Designing a chess program is an awesome task. In a 1950 Scientific American article, Claude Shannon argued that only an artificial intelligence program could play computer chess. A computer that explored every possible move and countermove, he said, would have to store a total equal to 10 to the 120th power moves, and "a machine calculating one variation each millionth of a second would require over 10 to the 95th power years to decide on its first move.

RetGuvvie98
[COMMENT DELETED]
onosson
CapCloud wrote:

It's not what the moves are, it's how and when they're made that give you hints on who will win. Uh, especially the  last one.

By the next-to-last move, I know who will win most of the time. Sometimes, I am surprised that a particular move is the next-to-last move in the game, so I scratch my head and go for coffee.

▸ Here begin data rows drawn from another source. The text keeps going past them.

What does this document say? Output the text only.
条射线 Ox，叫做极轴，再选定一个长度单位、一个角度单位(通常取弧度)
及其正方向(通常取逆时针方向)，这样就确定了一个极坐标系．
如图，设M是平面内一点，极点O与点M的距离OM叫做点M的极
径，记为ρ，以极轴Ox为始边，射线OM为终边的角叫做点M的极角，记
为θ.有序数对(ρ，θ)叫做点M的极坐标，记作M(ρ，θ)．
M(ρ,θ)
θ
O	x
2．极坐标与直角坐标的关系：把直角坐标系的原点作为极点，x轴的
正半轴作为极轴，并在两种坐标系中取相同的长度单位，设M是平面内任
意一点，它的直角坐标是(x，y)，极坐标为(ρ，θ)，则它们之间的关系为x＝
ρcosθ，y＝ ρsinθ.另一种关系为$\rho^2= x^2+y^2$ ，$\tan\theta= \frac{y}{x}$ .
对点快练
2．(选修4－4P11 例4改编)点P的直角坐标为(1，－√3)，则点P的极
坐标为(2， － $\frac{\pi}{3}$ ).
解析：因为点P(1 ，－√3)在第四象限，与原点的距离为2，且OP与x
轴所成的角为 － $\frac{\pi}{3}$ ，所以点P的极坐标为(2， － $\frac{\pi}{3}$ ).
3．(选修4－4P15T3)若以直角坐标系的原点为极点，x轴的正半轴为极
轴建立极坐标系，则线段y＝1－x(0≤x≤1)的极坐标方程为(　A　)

Now, I'm from a small town and good coffee is hard to find. Finding next-to-good coffee is a piece of cake (and finding a good piece of cake here in rural America is as easy as pie....which is the easiest thing of all to find. Except for a parking spot downtown on a Sunday: that's terribly easy to find)

Our coffee here is good to the next-to-last drop. The trick is knowing when that last drop is: it's terrible and worth avoiding. You think it would be easy, but YOU try timing your sips so that Annie will amble by for the re-fill before you get to that final swallow!

She's not the sharpest crayon in the old box (which is why they made crayon sharpeners built into the side of the box in the first place. If you weren't as sharp as the next-to-dullest crayon, you'd probably lose the sharpener if it wasn't for that! In fact, I imagine if you WERE the dullest crayon in the box, you hadn't even noticed there was a sharpener there to begin with. Or that it was a crayon sharpener at all. Maybe you'd think is was a convenient place to put the broken tips of your crayons in.) but she'll get around to you often enough if you flirt a bit.

(Don't tell my wife I do that...she'd have a fit. Annie and I are just friends. Why, she'll even give me a bigger slice of cake whenever I order it, heat up my pie the way I like it, or toss me a quarter for the parking meter [don't tell Annie the parking is free on Sundays])

So, in summation, that's how I know who's going to win a chess game.


I fear, given the quality of this post by CapCloud, that nothing better can be written on this site.  Chess.com may have jumped its shark, and it's all downhill from here!